Figure 4. UBA5 and UFL1 compete for binding to UFC1.

1. Superposition of the model of the UFL1 N‐terminal helix‐UFC1 complex onto the solved structure of the UBA5 N‐terminal helix‐UFC1 complex (PDB ID: 7NW1) suggests that both bind to the same binding site; UFC1 is shown in surface representation, UFL1 (green), UBA5 (white).
2. NMR ¹H–¹⁵N HSQC spectra revealing competitive binding: Left: ¹H–¹⁵N HSQC spectrum of ¹⁵N UBA5 alone (150 μM, black); Center: Overlay of spectrum after addition of UFC1 (300 μM, red); Right: Overlay of spectrum after addition of both UFC1 (300 μM) and DDRGK1‐UFL1 (700 μM, blue), showing return to the unbound spectra. Upper panel: Full spectrum; Lower panel: Inset focusing on a specific peak, showing its shift in the presence of UFC1, which is reverted after addition of competing UFL1.

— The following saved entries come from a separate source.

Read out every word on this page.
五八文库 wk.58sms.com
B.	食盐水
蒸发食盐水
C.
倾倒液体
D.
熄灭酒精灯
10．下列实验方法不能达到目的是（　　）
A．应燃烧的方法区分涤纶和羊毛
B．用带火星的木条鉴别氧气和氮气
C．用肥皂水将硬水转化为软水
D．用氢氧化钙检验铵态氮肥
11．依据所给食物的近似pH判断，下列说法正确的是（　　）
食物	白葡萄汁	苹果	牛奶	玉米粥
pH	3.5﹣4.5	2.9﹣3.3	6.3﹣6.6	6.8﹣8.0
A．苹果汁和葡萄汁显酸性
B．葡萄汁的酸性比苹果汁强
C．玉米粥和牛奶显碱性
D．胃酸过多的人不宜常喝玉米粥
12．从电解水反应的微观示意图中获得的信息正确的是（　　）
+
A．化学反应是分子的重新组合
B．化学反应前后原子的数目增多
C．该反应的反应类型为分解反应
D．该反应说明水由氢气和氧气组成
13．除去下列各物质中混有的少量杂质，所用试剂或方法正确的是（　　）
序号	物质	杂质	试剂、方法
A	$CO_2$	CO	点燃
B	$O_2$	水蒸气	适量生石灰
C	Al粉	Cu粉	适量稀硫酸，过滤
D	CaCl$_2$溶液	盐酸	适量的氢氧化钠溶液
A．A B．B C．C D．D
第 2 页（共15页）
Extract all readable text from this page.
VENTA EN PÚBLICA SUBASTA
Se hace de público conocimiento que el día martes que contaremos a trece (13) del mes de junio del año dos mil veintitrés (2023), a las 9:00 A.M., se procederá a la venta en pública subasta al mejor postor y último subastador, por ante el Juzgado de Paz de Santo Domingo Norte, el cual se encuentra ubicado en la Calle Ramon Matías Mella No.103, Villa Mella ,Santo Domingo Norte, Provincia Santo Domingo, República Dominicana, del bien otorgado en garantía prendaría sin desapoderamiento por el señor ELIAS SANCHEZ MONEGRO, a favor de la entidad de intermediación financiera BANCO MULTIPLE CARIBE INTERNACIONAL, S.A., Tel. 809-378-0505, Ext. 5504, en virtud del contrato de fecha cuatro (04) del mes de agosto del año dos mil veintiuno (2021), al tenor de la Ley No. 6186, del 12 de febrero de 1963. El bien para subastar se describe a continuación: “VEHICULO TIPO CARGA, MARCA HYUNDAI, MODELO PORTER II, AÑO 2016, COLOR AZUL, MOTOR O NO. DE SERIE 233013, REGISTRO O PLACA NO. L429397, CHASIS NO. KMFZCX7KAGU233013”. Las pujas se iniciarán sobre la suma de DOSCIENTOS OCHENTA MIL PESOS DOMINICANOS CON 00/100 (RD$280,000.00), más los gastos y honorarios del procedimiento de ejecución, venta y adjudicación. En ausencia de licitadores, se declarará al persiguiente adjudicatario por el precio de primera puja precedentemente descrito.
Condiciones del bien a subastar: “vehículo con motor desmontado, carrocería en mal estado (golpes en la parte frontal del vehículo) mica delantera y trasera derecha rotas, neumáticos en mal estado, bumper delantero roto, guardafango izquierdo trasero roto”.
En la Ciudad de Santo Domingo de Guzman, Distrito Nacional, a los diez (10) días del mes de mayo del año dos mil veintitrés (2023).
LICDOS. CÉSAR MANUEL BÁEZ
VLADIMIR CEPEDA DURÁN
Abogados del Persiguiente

3. Computational competition assay using AlphaFold2 modeling of the structure of UFC1 in the presence of both helices (N‐terminal helix of UFL1 and C‐terminal helix of UBA5) identifies UFL1 as the stronger binder, forcing UBA5 to another, incorrect location. Note the high pLDDT for the UFL1 helix, compared to the corresponding pLDDT values for UBA5. See also Fig EV3.
4. ITC experiment of UFC1 binding to UFL1 N‐terminal helix (1–21). The top graph represents raw data of heat flow versus time. The area under the peaks of the upper panel was integrated and plotted as kJ per mole of UFC1 as a function of binding stoichiometry in the bottom panel. Thermodynamic parameters are summarized in Table EV3.

Source data are available online for this figure.